I need to get a little serious today. I guess this forthcoming confession/explanation is something I should do in person, but I have a hard time expressing myself verbally. I feel like I make more sense when I write, so this will have to do.
As many of you may have suspected, the Boob Guy and I aren't "just friends". I've been keeping the details of my relationship with him to myself for quite some time. It wasn't my intent to be deceitful, but I see now that it kind of turned out that way. The thing is, I haven't been in many relationships and this is by far the most serious one I have been involved in. Frankly it scares the hell out of me. I have never been very comfortable with my emotional side, so it was just easier on me to keep this stuff to myself. It's like if I didn't let the rest of the world know that I was in a relationship and that I really cared about this man then it wasn't really happening. I guess that doesn't make any sense, but I just needed to explore this stuff on my own and not have to deal with what anyone else thought about it. Me and the Boob Guy are an odd pair. Our relationship has never made any sense to either one of us and I just never could figure out how to explain it to anyone else. We're so different from one another that the fact that we get along so well is very confusing and a little uncomfortable. But now I am OK with the fact that the relationship doesn't make sense.

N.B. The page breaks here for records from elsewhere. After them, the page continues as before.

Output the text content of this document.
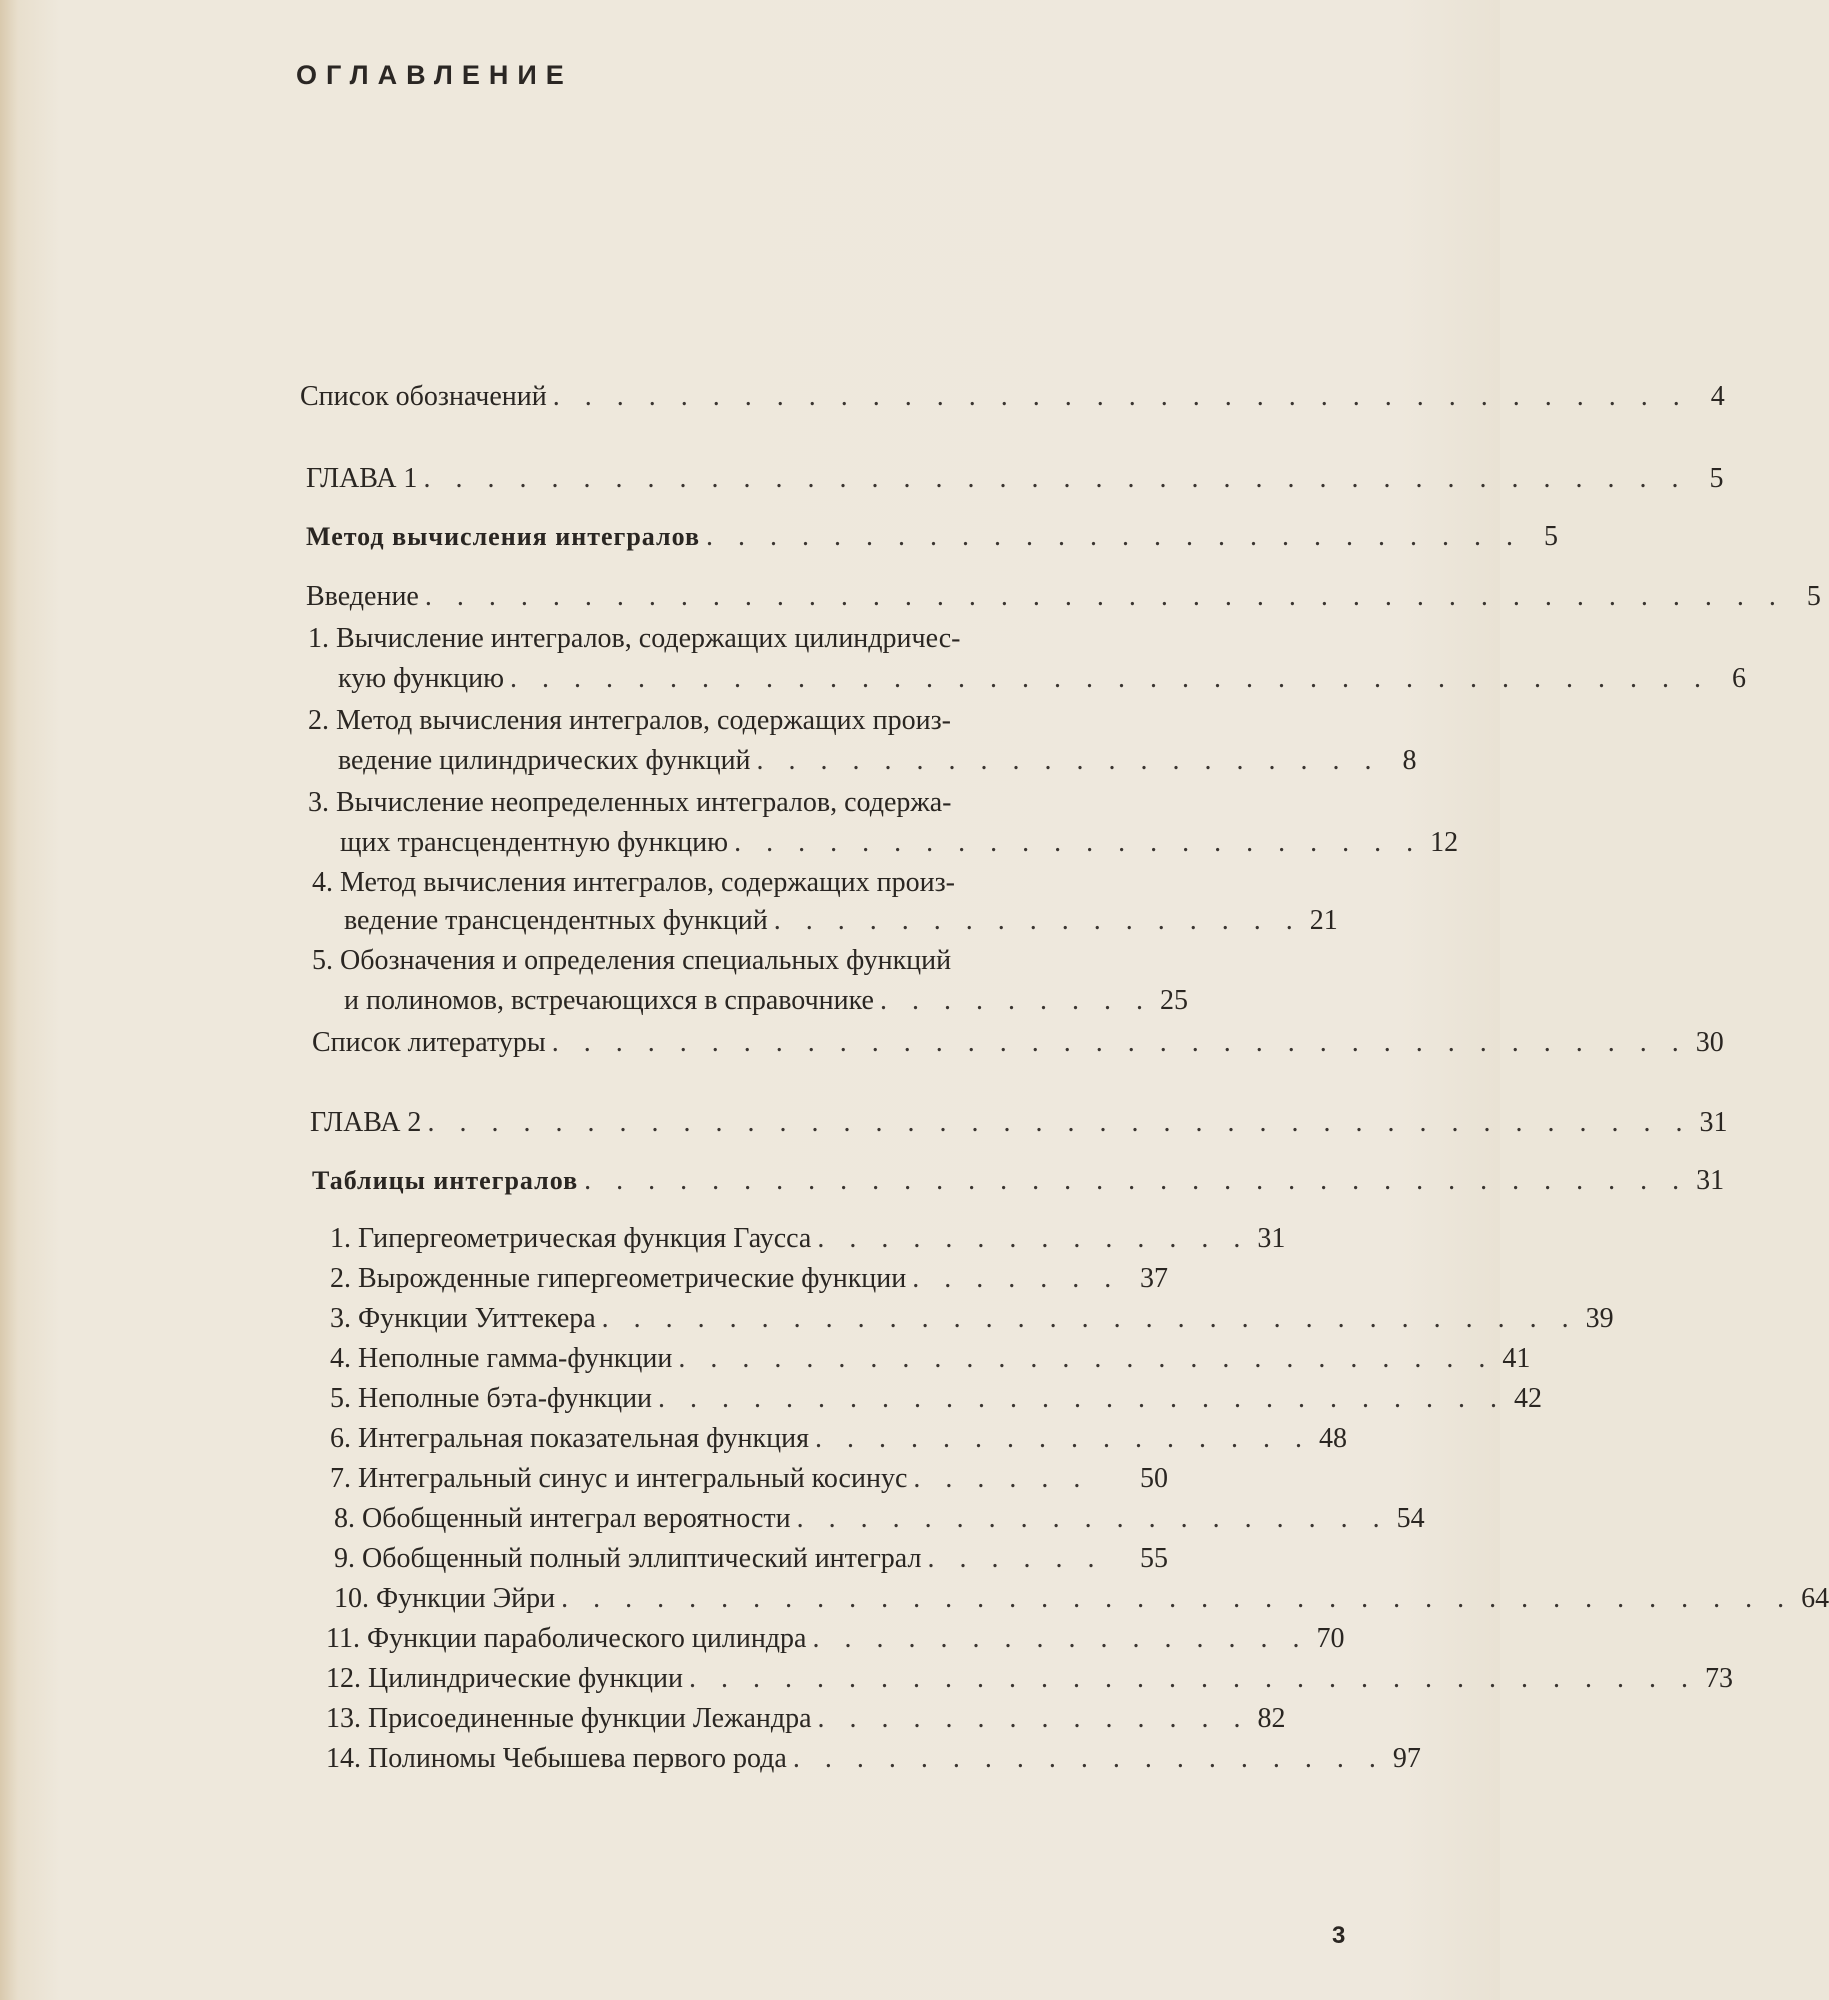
ОГЛАВЛЕНИЕ
Список обозначений . . . . . . . . . . . . . . . . . . . . . . . . . . . . . . . . . . . . 4
ГЛАВА 1 . . . . . . . . . . . . . . . . . . . . . . . . . . . . . . . . . . . . . . . . 5
Метод вычисления интегралов . . . . . . . . . . . . . . . . . . . . . . . . . . 5
Введение . . . . . . . . . . . . . . . . . . . . . . . . . . . . . . . . . . . . . . . . . . . 5
1. Вычисление интегралов, содержащих цилиндричес-
кую функцию . . . . . . . . . . . . . . . . . . . . . . . . . . . . . . . . . . . . . . 6
2. Метод вычисления интегралов, содержащих произ-
ведение цилиндрических функций . . . . . . . . . . . . . . . . . . . . 8
3. Вычисление неопределенных интегралов, содержа-
щих трансцендентную функцию . . . . . . . . . . . . . . . . . . . . . . 12
4. Метод вычисления интегралов, содержащих произ-
ведение трансцендентных функций . . . . . . . . . . . . . . . . . 21
5. Обозначения и определения специальных функций
и полиномов, встречающихся в справочнике . . . . . . . . . 25
Список литературы . . . . . . . . . . . . . . . . . . . . . . . . . . . . . . . . . . . . 30
ГЛАВА 2 . . . . . . . . . . . . . . . . . . . . . . . . . . . . . . . . . . . . . . . . 31
Таблицы интегралов . . . . . . . . . . . . . . . . . . . . . . . . . . . . . . . . . . . 31
1. Гипергеометрическая функция Гаусса . . . . . . . . . . . . . . 31
2. Вырожденные гипергеометрические функции . . . . . . . 37
3. Функции Уиттекера . . . . . . . . . . . . . . . . . . . . . . . . . . . . . . . 39
4. Неполные гамма-функции . . . . . . . . . . . . . . . . . . . . . . . . . . 41
5. Неполные бэта-функции . . . . . . . . . . . . . . . . . . . . . . . . . . . 42
6. Интегральная показательная функция . . . . . . . . . . . . . . . . 48
7. Интегральный синус и интегральный косинус . . . . . .	50
8. Обобщенный интеграл вероятности . . . . . . . . . . . . . . . . . . . 54
9. Обобщенный полный эллиптический интеграл . . . . . .	55
10. Функции Эйри . . . . . . . . . . . . . . . . . . . . . . . . . . . . . . . . . . . . . . . 64
11. Функции параболического цилиндра . . . . . . . . . . . . . . . . 70
12. Цилиндрические функции . . . . . . . . . . . . . . . . . . . . . . . . . . . . . . . . 73
13. Присоединенные функции Лежандра . . . . . . . . . . . . . . 82
14. Полиномы Чебышева первого рода . . . . . . . . . . . . . . . . . . . 97
3
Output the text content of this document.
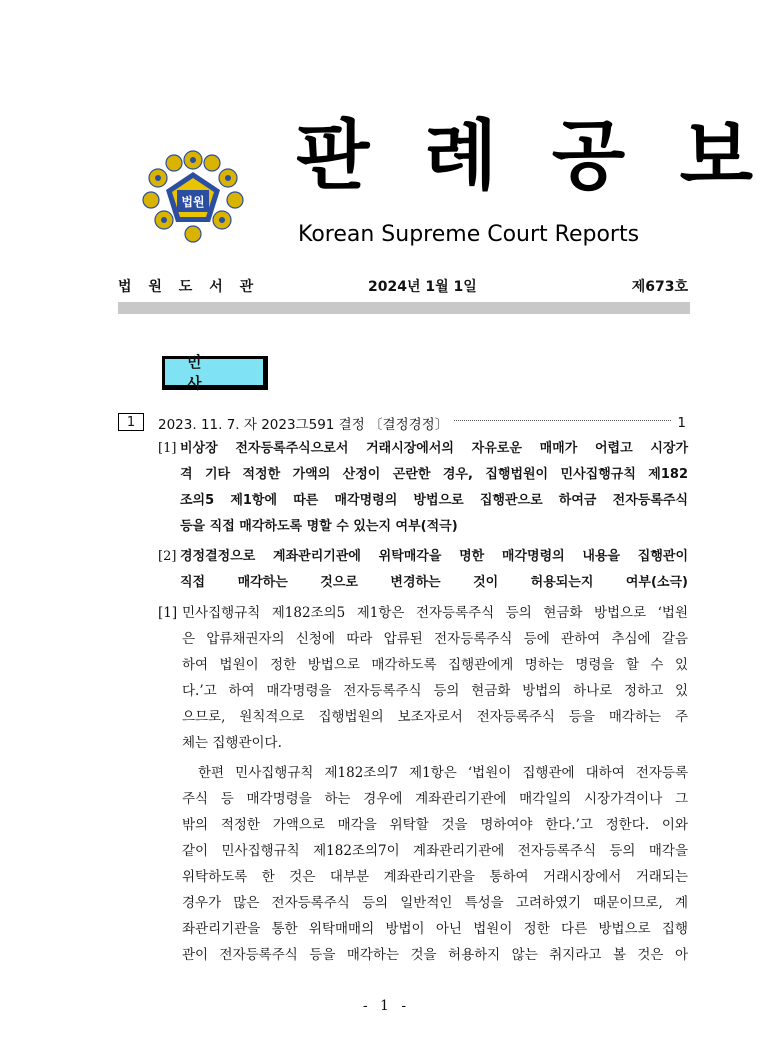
법원
판 례 공 보
Korean Supreme Court Reports
법 원 도 서 관	2024년 1월 1일	제673호
민 사
1	2023. 11. 7. 자 2023그591 결정 〔결정경정〕	1
[1] 비상장 전자등록주식으로서 거래시장에서의 자유로운 매매가 어렵고 시장가
격 기타 적정한 가액의 산정이 곤란한 경우, 집행법원이 민사집행규칙 제182
조의5 제1항에 따른 매각명령의 방법으로 집행관으로 하여금 전자등록주식
등을 직접 매각하도록 명할 수 있는지 여부(적극)
[2] 경정결정으로 계좌관리기관에 위탁매각을 명한 매각명령의 내용을 집행관이
직접 매각하는 것으로 변경하는 것이 허용되는지 여부(소극)
[1] 민사집행규칙 제182조의5 제1항은 전자등록주식 등의 현금화 방법으로 ‘법원
은 압류채권자의 신청에 따라 압류된 전자등록주식 등에 관하여 추심에 갈음
하여 법원이 정한 방법으로 매각하도록 집행관에게 명하는 명령을 할 수 있
다.’고 하여 매각명령을 전자등록주식 등의 현금화 방법의 하나로 정하고 있
으므로, 원칙적으로 집행법원의 보조자로서 전자등록주식 등을 매각하는 주
체는 집행관이다.
한편 민사집행규칙 제182조의7 제1항은 ‘법원이 집행관에 대하여 전자등록
주식 등 매각명령을 하는 경우에 계좌관리기관에 매각일의 시장가격이나 그
밖의 적정한 가액으로 매각을 위탁할 것을 명하여야 한다.’고 정한다. 이와
같이 민사집행규칙 제182조의7이 계좌관리기관에 전자등록주식 등의 매각을
위탁하도록 한 것은 대부분 계좌관리기관을 통하여 거래시장에서 거래되는
경우가 많은 전자등록주식 등의 일반적인 특성을 고려하였기 때문이므로, 계
좌관리기관을 통한 위탁매매의 방법이 아닌 법원이 정한 다른 방법으로 집행
관이 전자등록주식 등을 매각하는 것을 허용하지 않는 취지라고 볼 것은 아
- 1 -
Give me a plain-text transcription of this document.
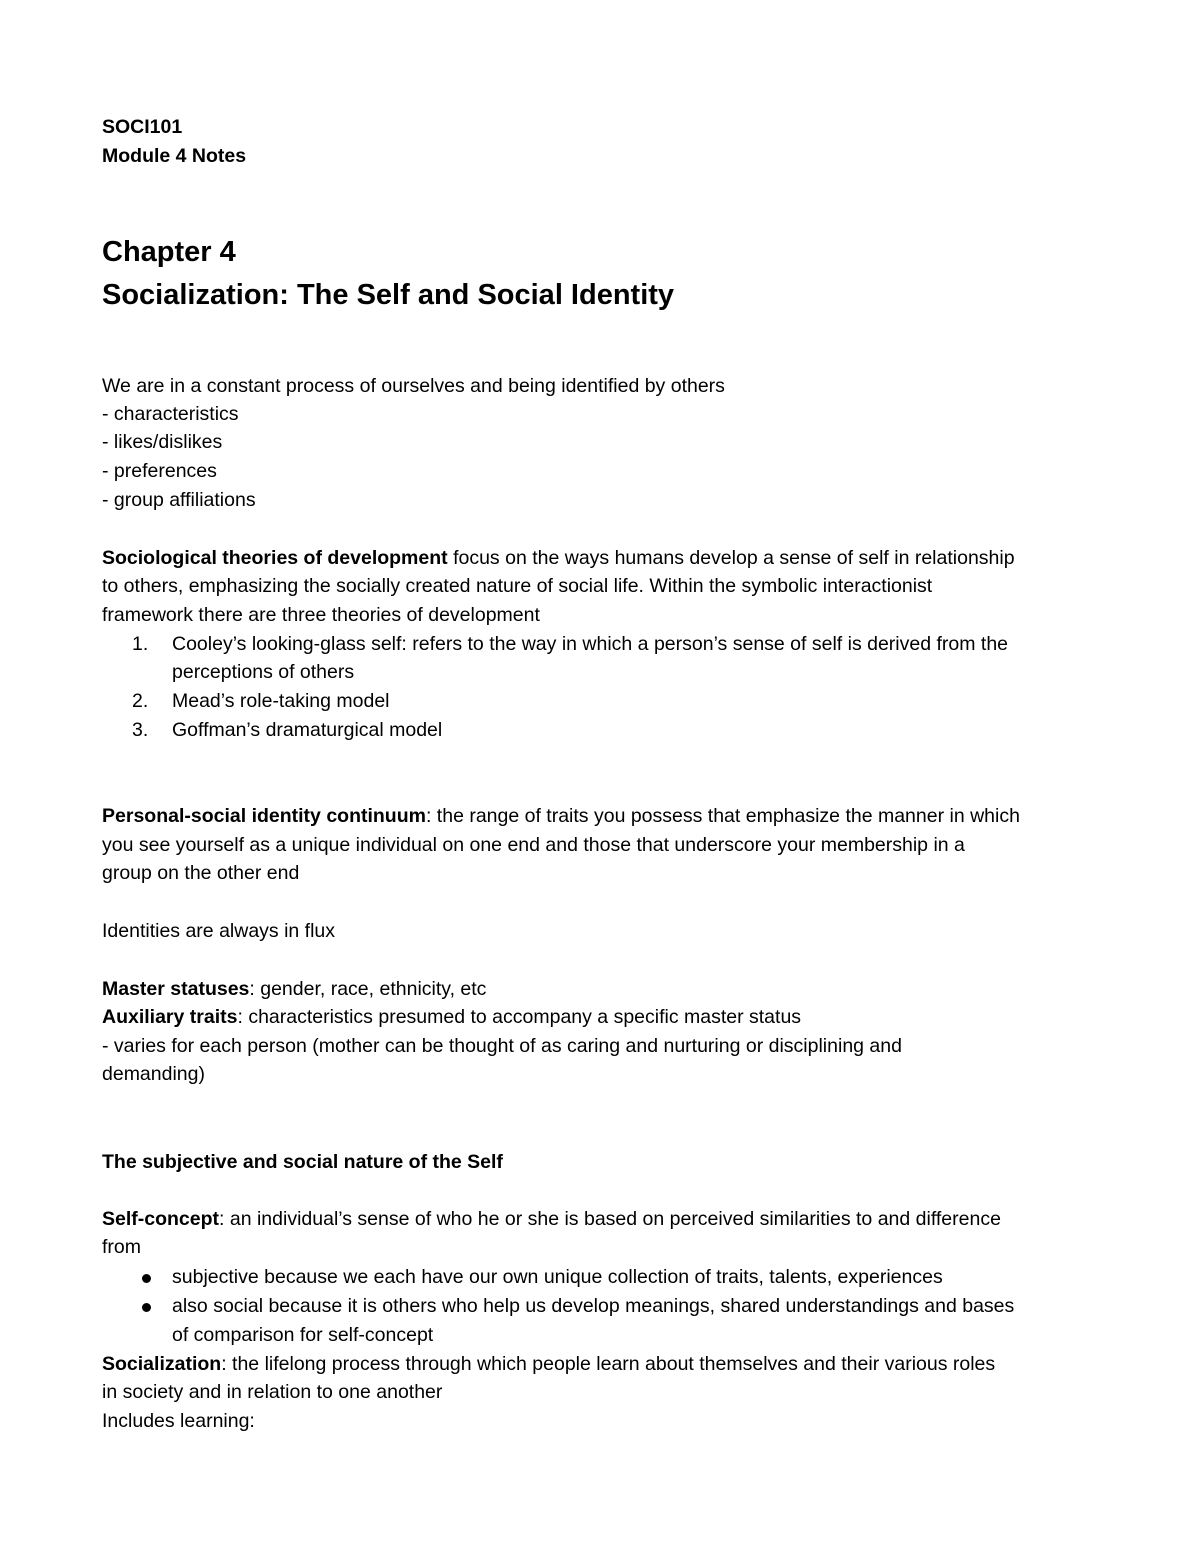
SOCI101

Module 4 Notes

Chapter 4

Socialization: The Self and Social Identity

We are in a constant process of ourselves and being identified by others

- characteristics

- likes/dislikes

- preferences

- group affiliations

Sociological theories of development focus on the ways humans develop a sense of self in relationship

to others, emphasizing the socially created nature of social life. Within the symbolic interactionist

framework there are three theories of development

1.	Cooley’s looking-glass self: refers to the way in which a person’s sense of self is derived from the
perceptions of others
2.	Mead’s role-taking model
3.	Goffman’s dramaturgical model

Personal-social identity continuum: the range of traits you possess that emphasize the manner in which

you see yourself as a unique individual on one end and those that underscore your membership in a

group on the other end

Identities are always in flux

Master statuses: gender, race, ethnicity, etc

Auxiliary traits: characteristics presumed to accompany a specific master status

- varies for each person (mother can be thought of as caring and nurturing or disciplining and

demanding)

The subjective and social nature of the Self

Self-concept: an individual’s sense of who he or she is based on perceived similarities to and difference

from

subjective because we each have our own unique collection of traits, talents, experiences
also social because it is others who help us develop meanings, shared understandings and bases
of comparison for self-concept

Socialization: the lifelong process through which people learn about themselves and their various roles

in society and in relation to one another

Includes learning:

It's very likely that our differences may get in the way at some point and screw everything up. But we are both too happy together and we can't back down from the challenge. It's a scary ride for both of us, but we just have to see where it goes.
So there it is. I just had to get that off my chest because I've kind of screwed some things up and made mistakes along the way and let some people down. All I can say is that I'm sorry I let my fear of the relationship affect my judgement in dealing with my family and friends.